Nonni's Pies and Tarts opened for business at the end of October and has so far sold about 40 pies, a number she hopes increases with the holidays and more positive signs.
"What I feel like is, all along, God kept saying 'yes' to me," said Quinn, who moved to Catonsville at age 14 and lived there 40 years. "God's leading me every step of the way."
The journey started, Quinn said, when she found the base and established a home base for her delivery service.
The Archbishop Keough High School grad opened her bakery after a nearly 24-year career at the Maryland State Teachers Association.
She said much of what she learned about baking came from a book she purchased years ago, "Great Pies and Tarts," by Carole Walter, a tome she keeps close by as she meticulously measures ingredients, rolls dough and adds her own twist to the instructions in the book.

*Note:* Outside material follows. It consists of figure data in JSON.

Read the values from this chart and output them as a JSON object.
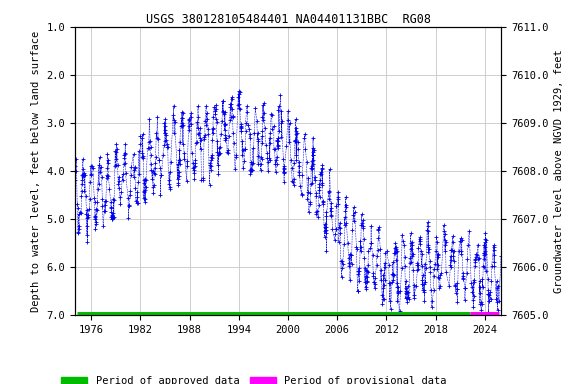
{
  "title": "USGS 380128105484401 NA04401131BBC  RG08",
  "ylabel_left": "Depth to water level, feet below land surface",
  "ylabel_right": "Groundwater level above NGVD 1929, feet",
  "ylim_left": [
    7.0,
    1.0
  ],
  "ylim_right": [
    7605.0,
    7611.0
  ],
  "xlim": [
    1974,
    2026
  ],
  "xticks": [
    1976,
    1982,
    1988,
    1994,
    2000,
    2006,
    2012,
    2018,
    2024
  ],
  "yticks_left": [
    1.0,
    2.0,
    3.0,
    4.0,
    5.0,
    6.0,
    7.0
  ],
  "yticks_right": [
    7605.0,
    7606.0,
    7607.0,
    7608.0,
    7609.0,
    7610.0,
    7611.0
  ],
  "data_color": "#0000EE",
  "approved_color": "#00BB00",
  "provisional_color": "#FF00FF",
  "background_color": "#FFFFFF",
  "plot_bg_color": "#FFFFFF",
  "grid_color": "#C8C8C8",
  "title_fontsize": 8.5,
  "axis_label_fontsize": 7.5,
  "tick_fontsize": 7.5,
  "legend_fontsize": 7.5,
  "approved_bar_xstart": 1974.3,
  "approved_bar_xend": 2022.2,
  "provisional_bar_xstart": 2022.2,
  "provisional_bar_xend": 2025.8,
  "seed": 1234
}
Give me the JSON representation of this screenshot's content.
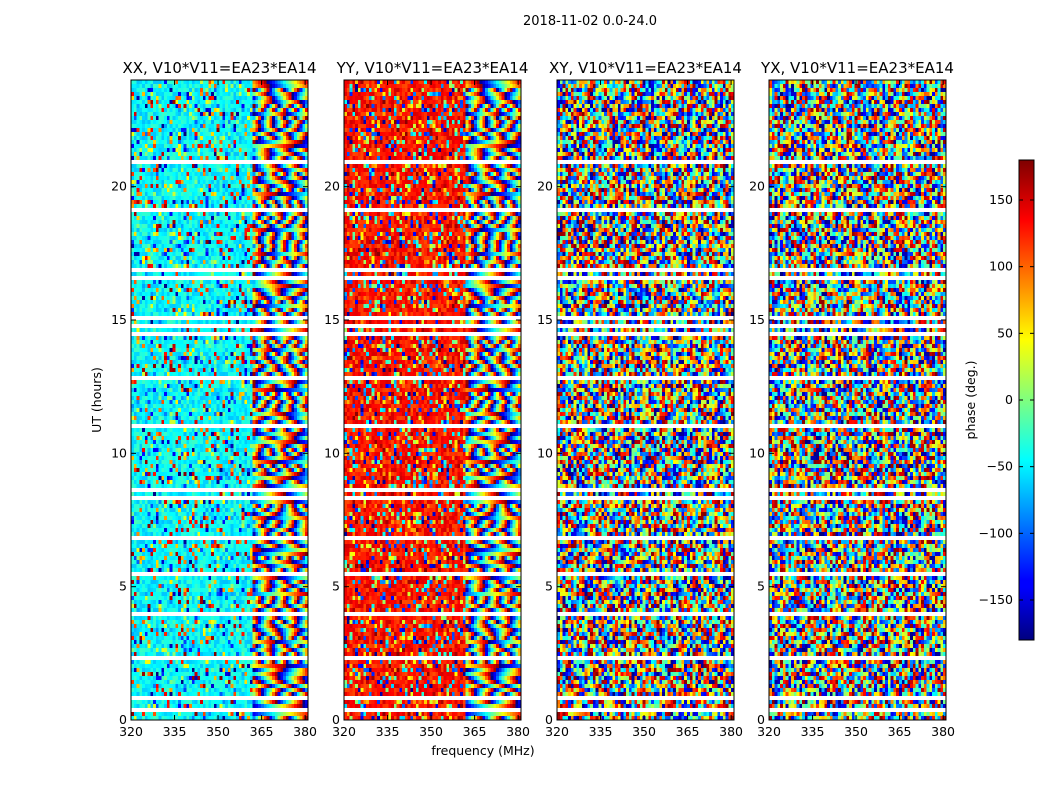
{
  "page_title": "2018-11-02 0.0-24.0",
  "chart_data": {
    "type": "heatmap",
    "suptitle": "2018-11-02 0.0-24.0",
    "xlabel": "frequency (MHz)",
    "ylabel": "UT (hours)",
    "xlim": [
      320,
      381
    ],
    "ylim": [
      0,
      24
    ],
    "xticks": [
      320,
      335,
      350,
      365,
      380
    ],
    "yticks": [
      0,
      5,
      10,
      15,
      20
    ],
    "panels": [
      {
        "title": "XX, V10*V11=EA23*EA14",
        "pol": "XX",
        "base_phase": -45,
        "noise": 0.45
      },
      {
        "title": "YY, V10*V11=EA23*EA14",
        "pol": "YY",
        "base_phase": 130,
        "noise": 0.55
      },
      {
        "title": "XY, V10*V11=EA23*EA14",
        "pol": "XY",
        "base_phase": 0,
        "noise": 1.0
      },
      {
        "title": "YX, V10*V11=EA23*EA14",
        "pol": "YX",
        "base_phase": 0,
        "noise": 1.0
      }
    ],
    "colorbar": {
      "label": "phase (deg.)",
      "range": [
        -180,
        180
      ],
      "ticks": [
        -150,
        -100,
        -50,
        0,
        50,
        100,
        150
      ],
      "tick_labels": [
        "−150",
        "−100",
        "−50",
        "0",
        "50",
        "100",
        "150"
      ],
      "colormap": "jet"
    }
  }
}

"One of the things that I do with my pies is, every one of them, I'm praying as I make them, for the people who are going to buy those pies," Quinn said.
Quinn plans on altering her menu each month to include seasonal favorites and currently offers 11 pies, including java eggnog and apple pumpkin pies.
The menu features four tarts, from caramelized walnut to chocolate candy.
Since Oct. 24 when the bakery opened, Quinn's work has involved more sales and marketing than actual baking.
Quinn travels around Catonsville and Arbutus several days a week in an attempt to entice businesses to carry her creations.
On Dec. 7, Quinn noted she had several locations still considering whether to stock her product.
Even though she loves the art that goes into creating her pies and tarts, Quinn has reveled in getting the name Nonni out in the community.
Nonni is the Italian word for grandmother, said Quinn, a mother of four and grandmother to three.
"Dreams come about by you taking action," Quinn said.
The Lunchbox Lady owner Connie Neiman, who rents kitchen space to Quinn, said she sees a lot of herself in Quinn and hopes that she finds success.
"She's basically in the same age bracket as I am. She's reinventing herself after a long career," said Neiman, whose three-year-old boxed-lunch business has seen enough growth to necessitate a move to a larger facility.
"It's a challenge because you're a jack-of-all-trades," Neiman said of opening a business. "It seems like she's willing to experiment with different recipes and is eager to sell and introduce herself to the community."
Whether a financial success or not, Quinn has enjoyed the ride and opportunity to make people happy through her creations.